An attacker could manipulate the system to elevate their privileges, putting any vulnerabilities tracked in a Bugzilla implementation at risk for exploit.
“Upon successful exploitation of the vulnerability we were granted permissions that would have potentially allowed us to view confidential data,” wrote researcher Netanel Rubin today in a post to the company’s website. Rubin said the vulnerability was tested on Mozilla’s Bugzilla.mozilla.org. “All Perl-based Bugzilla versions at the time of the report were vulnerable (2.0 to 4.2.14, 4.3.1 to 4.4.9, 4.5.1 to 5.0),” he said.
This is the second security story happening around Bugzilla in the last two weeks. On Sept. 4, Mozilla reported that an internal and privileged Bugzilla user’s account was compromised using a password taken from a data breach on a separate site. Mozilla confirmed that the attacker likely had access to the privileged account for two years and was able to steal information about recently patched Firefox vulnerabilities that were publicly exploited before being fixed.
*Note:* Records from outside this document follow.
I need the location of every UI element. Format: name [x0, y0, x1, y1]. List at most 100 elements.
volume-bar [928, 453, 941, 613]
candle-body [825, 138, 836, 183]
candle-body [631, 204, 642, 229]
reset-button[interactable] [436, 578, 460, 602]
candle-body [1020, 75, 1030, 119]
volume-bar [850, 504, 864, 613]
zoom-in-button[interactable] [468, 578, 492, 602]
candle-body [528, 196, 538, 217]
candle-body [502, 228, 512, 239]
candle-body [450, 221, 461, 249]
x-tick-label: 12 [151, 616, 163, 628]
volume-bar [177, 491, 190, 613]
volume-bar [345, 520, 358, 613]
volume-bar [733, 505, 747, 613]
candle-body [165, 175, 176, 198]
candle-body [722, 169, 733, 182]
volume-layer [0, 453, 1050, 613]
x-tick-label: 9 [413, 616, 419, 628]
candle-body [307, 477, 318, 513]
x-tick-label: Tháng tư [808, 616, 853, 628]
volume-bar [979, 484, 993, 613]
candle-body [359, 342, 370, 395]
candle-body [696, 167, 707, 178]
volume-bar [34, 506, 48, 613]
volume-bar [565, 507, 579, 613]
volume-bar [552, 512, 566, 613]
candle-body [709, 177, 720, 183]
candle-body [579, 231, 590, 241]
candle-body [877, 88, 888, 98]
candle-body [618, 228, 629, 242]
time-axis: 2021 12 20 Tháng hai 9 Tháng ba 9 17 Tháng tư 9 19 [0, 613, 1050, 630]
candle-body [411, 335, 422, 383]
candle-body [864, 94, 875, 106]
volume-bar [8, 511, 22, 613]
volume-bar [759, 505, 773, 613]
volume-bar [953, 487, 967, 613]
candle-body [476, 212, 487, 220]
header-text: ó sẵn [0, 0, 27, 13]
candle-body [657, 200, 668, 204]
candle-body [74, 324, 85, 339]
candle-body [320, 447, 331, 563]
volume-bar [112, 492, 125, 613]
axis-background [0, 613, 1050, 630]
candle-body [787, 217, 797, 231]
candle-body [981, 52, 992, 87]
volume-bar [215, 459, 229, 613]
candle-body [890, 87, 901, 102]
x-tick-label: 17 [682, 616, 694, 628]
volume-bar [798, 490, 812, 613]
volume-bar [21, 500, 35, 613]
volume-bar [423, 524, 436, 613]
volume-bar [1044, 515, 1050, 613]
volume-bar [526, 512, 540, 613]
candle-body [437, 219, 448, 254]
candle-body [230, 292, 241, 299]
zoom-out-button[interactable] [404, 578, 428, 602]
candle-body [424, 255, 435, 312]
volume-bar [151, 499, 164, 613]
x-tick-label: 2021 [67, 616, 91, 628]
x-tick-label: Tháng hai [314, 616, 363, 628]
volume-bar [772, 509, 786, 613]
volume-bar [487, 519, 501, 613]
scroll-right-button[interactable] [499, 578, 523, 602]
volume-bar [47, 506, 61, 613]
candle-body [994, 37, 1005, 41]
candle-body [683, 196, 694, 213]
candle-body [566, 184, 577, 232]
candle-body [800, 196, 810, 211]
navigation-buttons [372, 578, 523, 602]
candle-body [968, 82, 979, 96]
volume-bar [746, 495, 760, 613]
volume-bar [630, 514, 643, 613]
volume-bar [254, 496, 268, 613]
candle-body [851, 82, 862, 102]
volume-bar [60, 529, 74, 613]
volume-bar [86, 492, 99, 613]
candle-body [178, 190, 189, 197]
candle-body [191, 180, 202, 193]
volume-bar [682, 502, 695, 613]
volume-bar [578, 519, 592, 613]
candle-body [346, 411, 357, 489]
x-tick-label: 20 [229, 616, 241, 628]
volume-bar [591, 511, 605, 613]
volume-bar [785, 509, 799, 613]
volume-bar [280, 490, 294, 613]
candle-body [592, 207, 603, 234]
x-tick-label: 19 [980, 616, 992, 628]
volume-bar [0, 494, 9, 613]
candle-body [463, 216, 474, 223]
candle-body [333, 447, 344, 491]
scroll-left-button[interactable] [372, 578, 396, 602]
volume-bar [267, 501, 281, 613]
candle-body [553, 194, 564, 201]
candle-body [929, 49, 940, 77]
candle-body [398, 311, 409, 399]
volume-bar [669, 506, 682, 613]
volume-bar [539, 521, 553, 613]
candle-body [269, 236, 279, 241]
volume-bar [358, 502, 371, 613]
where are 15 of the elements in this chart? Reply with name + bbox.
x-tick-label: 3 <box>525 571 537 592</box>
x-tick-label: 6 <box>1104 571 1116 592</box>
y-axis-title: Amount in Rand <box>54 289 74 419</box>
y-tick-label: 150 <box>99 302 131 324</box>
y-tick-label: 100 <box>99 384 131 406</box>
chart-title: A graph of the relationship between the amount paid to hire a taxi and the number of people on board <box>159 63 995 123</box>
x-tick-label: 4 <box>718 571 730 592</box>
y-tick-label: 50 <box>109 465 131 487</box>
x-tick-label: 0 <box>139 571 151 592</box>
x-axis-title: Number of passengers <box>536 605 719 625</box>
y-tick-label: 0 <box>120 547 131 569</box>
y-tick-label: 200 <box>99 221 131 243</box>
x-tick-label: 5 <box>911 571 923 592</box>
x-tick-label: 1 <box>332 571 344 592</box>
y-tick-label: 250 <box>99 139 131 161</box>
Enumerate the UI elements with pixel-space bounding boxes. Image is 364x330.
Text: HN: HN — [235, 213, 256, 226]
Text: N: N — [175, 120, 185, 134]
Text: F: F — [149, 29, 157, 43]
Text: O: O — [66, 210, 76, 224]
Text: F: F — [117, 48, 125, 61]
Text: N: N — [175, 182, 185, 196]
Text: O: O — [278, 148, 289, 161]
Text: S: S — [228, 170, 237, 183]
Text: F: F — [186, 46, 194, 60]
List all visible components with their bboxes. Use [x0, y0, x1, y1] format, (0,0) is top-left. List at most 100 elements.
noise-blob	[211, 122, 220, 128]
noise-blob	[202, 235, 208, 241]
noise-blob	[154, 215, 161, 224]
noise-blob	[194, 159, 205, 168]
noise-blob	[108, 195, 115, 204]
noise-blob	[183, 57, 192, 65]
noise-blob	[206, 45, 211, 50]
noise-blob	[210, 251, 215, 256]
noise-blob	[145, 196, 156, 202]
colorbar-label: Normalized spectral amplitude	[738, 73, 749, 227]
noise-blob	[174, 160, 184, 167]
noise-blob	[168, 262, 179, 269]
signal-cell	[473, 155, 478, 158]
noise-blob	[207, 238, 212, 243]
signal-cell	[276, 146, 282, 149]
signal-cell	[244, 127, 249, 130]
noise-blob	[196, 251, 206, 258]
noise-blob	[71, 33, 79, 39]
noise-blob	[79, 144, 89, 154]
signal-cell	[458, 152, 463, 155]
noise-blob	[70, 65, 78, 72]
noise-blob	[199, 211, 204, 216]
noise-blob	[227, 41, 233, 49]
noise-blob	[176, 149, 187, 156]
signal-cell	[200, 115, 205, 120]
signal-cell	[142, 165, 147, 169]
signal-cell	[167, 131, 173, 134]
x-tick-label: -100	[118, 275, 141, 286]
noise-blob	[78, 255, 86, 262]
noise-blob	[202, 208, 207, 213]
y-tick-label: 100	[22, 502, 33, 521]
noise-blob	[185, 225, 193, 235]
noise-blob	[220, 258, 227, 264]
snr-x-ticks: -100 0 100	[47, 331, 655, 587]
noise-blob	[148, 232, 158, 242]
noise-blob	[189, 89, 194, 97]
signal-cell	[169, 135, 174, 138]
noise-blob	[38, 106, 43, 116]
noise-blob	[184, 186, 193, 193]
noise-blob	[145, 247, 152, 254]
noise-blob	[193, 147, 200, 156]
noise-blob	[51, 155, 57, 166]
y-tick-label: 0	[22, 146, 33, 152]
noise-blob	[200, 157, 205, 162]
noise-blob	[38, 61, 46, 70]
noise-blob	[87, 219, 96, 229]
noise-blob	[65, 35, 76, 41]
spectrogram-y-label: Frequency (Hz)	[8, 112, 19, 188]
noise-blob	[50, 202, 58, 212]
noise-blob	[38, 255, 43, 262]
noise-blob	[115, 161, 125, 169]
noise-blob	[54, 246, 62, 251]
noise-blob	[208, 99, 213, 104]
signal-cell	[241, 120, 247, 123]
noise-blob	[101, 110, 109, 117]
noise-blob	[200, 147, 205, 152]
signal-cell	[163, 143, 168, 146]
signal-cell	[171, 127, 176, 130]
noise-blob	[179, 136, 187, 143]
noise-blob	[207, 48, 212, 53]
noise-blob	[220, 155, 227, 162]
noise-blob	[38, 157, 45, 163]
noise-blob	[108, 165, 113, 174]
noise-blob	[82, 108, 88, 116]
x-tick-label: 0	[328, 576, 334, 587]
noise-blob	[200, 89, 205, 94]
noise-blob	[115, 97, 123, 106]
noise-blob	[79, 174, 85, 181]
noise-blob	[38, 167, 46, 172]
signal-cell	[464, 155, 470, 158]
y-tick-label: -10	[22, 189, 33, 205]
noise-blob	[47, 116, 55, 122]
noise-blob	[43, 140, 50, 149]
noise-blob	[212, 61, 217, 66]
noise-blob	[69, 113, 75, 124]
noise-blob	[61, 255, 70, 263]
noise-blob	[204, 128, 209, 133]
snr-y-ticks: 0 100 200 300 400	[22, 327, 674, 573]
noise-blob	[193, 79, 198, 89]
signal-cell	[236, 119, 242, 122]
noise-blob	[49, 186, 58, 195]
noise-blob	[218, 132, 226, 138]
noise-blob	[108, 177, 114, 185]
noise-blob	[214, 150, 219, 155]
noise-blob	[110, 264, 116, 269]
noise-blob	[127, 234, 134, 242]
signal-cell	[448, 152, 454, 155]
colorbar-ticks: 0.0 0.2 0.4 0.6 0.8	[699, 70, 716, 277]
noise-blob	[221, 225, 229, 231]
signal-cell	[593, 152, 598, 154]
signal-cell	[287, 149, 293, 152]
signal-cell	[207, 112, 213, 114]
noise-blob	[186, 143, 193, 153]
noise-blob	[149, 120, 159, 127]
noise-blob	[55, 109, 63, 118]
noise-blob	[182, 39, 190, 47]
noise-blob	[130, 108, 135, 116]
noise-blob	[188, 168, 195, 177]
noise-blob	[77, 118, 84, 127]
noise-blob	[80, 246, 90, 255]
The issue uncovered by PerimeterX isn’t as splashy, but could still put organizations using vulnerable Bugzilla instances at risk. PerimeterX, in fact, posted a recommendation to take vulnerable Bugzilla deployments offline until patched and to comb server logs for new accounts that could have been created using the vulnerability. Rubin called the vulnerability “extremely easy to exploit.”
Admins are able to configure a number of access levels and group settings for users that restrict what information they can see in the tool; generally access privileges are based via a user’s email address. Email addresses belonging to trusted organizations mean that the user is equally trusted in Bugzilla, Rubin said.
An attacker exploiting the now-patched vulnerability could create an account using an email from said trusted domain, even if they don’t belong to that domain. They could do so because of a weakness in the registration process where an overly long number of characters in a login can is improperly handled by the system. An attacker can take advantage of the weakness to append their true email address to an email trusted by Bugzilla. The system will send the validation link and token to the attacker’s address instead because of the way it handles the extended login, giving the attacker legitimate access to the Bugzilla system.
“The implications of this vulnerability are severe,” Rubin wrote. “It could allow an attacker to access undisclosed security vulnerabilities in hundreds of products, in a manner similar to the Mozilla major data leak in August this year, only multiplied by the thousands of publicly available Bugzilla deployments. Imagine the hundreds or thousands of zero-days and other security vulnerabilities that could potentially be exposed.”